You can also upscale images and even put them into motion, similar to Veo3, which requires a more premium subscription.
LIMITATIONS
Like many of these prompt to anything visual tools, we’ve got the usual suspects of issues here:
Generation failures and prompts misunderstood: Similar to Midourney, the tool takes your prompts and rolls with it. Sometime it spits back something better and sometimes you want to tear your hair out because you asked for a penguin and it gave you an elephant. I had lots of shenanigans trying to get something close to what I was envisioning.
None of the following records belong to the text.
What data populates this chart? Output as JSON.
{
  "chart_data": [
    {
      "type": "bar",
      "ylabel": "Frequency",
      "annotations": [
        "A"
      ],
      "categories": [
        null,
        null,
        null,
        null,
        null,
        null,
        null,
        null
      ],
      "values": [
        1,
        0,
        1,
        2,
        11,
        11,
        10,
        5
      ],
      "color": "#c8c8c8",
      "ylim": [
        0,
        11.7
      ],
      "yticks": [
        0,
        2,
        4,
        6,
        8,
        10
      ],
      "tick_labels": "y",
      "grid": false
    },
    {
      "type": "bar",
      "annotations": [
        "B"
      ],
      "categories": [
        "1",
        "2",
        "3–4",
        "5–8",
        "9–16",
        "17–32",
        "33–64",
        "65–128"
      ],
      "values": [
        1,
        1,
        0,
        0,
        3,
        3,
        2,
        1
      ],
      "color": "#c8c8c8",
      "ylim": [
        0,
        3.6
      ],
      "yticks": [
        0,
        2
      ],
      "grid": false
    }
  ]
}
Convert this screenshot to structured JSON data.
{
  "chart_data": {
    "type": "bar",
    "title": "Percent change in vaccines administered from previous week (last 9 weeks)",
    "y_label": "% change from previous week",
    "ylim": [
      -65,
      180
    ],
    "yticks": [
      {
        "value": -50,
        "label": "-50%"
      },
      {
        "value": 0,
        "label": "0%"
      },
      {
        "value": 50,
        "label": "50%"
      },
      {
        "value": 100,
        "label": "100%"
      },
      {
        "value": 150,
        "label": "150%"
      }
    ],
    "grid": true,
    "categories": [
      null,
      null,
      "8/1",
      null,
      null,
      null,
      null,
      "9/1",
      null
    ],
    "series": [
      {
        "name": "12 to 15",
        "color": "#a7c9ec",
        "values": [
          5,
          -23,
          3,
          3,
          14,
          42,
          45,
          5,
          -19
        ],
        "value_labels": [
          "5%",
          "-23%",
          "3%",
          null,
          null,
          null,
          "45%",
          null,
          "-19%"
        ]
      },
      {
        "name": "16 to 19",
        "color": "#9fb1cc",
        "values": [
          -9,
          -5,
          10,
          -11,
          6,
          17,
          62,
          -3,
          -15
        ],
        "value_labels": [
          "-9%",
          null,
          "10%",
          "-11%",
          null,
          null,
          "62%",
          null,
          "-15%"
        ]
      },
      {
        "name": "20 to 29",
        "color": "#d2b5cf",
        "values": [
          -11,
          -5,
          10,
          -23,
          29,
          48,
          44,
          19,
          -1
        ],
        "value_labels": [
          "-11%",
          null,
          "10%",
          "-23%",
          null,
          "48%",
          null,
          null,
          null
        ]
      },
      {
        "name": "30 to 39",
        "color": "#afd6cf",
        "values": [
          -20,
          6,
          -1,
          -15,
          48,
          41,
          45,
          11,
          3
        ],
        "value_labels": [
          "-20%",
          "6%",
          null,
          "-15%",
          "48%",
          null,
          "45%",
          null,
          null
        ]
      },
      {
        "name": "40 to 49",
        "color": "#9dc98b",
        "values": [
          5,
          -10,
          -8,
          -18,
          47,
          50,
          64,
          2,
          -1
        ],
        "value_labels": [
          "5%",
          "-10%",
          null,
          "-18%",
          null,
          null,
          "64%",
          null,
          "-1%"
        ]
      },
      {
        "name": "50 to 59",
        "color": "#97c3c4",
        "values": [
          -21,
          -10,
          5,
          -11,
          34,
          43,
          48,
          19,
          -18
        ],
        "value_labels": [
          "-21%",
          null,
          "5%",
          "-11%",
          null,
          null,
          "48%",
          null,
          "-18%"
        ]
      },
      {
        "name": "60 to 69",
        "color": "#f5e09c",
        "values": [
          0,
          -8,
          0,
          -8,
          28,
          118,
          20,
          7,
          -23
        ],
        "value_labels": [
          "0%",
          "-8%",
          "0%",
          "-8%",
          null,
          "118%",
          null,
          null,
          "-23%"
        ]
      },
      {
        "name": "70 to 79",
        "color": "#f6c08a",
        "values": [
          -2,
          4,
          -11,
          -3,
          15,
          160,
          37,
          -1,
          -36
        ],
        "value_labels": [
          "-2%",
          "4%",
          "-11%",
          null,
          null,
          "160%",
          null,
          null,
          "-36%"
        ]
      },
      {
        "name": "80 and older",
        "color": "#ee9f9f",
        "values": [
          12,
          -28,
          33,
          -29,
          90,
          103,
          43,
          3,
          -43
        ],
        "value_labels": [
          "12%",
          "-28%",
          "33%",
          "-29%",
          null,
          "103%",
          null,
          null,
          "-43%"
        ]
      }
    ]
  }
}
Images aren’t very photo realistic: Not sure how much we can ask of these tools now, but we’re obviously not at the point where a lot of his can pass as full human.
Advanced features gated via paywall: Free gets you 150 credits a day but you can’t touch video, upscale and some of the other features. Credits go fast here.
OVERALL
Leonardo shines most as a time-saving creative scratchpad or place of experimentation, rather than a finishing tool, and probably isn’t going to fully replace a designer or editor on a high-level polished campaign that requires photo realism. But it can replace hours of prep work, so the design pros can focus on refinement instead of grunt work.
Some ways it can be useful in a production workflow, given its limitations:
Storyboards or moodboard creation + style exploration: Quickly generate visual references for a pitch deck, treatment, or lookbooks instead of hours pulling stock or commissioning concept art.
For game designers or set designers: I could see this being super handy for sketching out the initial phases of set or testing character asset or patterns in the game design world.
Print-on-Demand / Merch: Create base artwork for shirts, posters, or stickers to supplement production campaigns. You might even be able to snag a logo out of it.
It can also crank out thumbnail comps or social media filler content if the audience has tolerance for it.
In short, Leonardo is fun and easy tool for experimentation and great for early-stage exploration, pitches, and fast-turnaround marketing. But it’s more of an assistant than a replacement in production.